Sanya Kantarovsky creates humorous and wistful paintings—from surreal portraits to abstract compositions—that are infused with social commentary. Incorporating memories of his childhood in Moscow and cultural references, Kantarovsky often uses the language of cartoons. Born in 1982, Kantarovsky received his M.F.A. from the University of California, Los Angeles, and B.F.A. from the Rhode Island School of Design. This young, New York-based Russian artist works through figuration to arrive at paintings full of uncertainty and emotional energy.
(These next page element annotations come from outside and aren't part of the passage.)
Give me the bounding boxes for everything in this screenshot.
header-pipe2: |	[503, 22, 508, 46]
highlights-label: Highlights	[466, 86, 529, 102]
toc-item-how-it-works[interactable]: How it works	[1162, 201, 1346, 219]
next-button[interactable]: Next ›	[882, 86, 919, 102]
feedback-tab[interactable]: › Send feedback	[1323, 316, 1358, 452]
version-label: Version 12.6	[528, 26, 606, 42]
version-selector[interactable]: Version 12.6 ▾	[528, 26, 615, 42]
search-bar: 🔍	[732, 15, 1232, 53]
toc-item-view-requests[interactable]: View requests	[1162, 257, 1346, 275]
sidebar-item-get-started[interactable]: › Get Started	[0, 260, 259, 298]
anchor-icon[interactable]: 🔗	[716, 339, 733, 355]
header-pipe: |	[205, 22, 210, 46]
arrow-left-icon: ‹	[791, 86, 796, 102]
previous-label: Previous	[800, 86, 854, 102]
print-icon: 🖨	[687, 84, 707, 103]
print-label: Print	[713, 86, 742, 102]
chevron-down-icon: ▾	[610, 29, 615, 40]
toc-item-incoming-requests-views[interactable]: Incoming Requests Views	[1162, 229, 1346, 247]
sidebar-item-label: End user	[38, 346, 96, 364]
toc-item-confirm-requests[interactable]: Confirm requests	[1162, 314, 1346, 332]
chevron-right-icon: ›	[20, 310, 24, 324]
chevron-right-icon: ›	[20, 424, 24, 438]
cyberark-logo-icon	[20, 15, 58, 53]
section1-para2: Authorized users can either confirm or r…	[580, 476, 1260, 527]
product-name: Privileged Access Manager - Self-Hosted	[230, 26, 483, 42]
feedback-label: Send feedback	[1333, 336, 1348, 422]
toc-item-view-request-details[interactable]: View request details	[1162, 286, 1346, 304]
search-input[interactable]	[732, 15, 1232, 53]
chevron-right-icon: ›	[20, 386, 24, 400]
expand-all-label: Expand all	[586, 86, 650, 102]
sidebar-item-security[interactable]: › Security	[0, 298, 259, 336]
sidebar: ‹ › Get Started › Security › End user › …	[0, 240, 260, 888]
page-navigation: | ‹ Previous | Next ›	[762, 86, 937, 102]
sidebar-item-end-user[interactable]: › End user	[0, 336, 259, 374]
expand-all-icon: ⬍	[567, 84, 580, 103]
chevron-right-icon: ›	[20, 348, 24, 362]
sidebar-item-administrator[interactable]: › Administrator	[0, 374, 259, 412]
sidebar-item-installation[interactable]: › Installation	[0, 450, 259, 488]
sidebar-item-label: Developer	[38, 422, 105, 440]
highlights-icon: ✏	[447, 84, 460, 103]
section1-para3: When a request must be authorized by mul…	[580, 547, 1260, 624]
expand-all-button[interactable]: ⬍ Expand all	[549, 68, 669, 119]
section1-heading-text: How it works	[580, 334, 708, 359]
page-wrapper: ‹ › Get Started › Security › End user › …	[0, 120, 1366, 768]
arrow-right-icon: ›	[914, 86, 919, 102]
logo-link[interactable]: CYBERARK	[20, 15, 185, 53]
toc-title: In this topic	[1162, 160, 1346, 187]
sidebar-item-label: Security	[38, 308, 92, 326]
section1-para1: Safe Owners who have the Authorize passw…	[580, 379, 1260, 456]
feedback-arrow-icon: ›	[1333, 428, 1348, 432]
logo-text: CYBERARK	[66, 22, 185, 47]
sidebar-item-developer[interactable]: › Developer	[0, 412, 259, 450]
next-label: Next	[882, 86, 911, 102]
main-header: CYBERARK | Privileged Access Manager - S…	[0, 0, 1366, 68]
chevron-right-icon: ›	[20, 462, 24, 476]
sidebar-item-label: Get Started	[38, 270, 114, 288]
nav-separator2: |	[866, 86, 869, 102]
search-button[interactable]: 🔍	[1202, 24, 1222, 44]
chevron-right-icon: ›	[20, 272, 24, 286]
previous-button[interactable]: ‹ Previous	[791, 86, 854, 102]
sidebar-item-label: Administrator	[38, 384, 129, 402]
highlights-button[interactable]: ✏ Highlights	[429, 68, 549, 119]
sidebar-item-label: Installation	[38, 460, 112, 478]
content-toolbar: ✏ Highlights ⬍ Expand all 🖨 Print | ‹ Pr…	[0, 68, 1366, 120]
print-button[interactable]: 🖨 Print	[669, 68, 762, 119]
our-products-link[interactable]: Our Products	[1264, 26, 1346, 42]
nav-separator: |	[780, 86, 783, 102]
Exemplary of the artist’s work, Violet pictures a man holding a dog and clutching a train pole. The man looks worn and sullen with a deeply creased brow, and the dog wears a red cone around its neck, perhaps following a recent medical procedure. Kantarovsky places the figures in a subway train; the window and strong rectangular shapes underscore the contained environment. While the canvas appears to capture a moment in time, the narrative and context are distinctly obscure. As Kantarovsky has said about his work, “it’s like a moment that never existed but that you feel you’ve seen before.” The artist employs a surreal, almost fauvist coloration, seen in the pale green face and hands, and in the bright red of the dog’s cone. This work was first presented as part of a 2016 exhibition titled Feral Neighbours about the concepts of privacy, impersonality, and anonymity of urban living.

This work expands the museum’s collection of paintings, joining figurative works by artists such as Alice Neel, Lisa Yuskavage, and Dana Schutz. With this new addition, the ICA/Boston introduces a new and important young voice to the museum’s collection.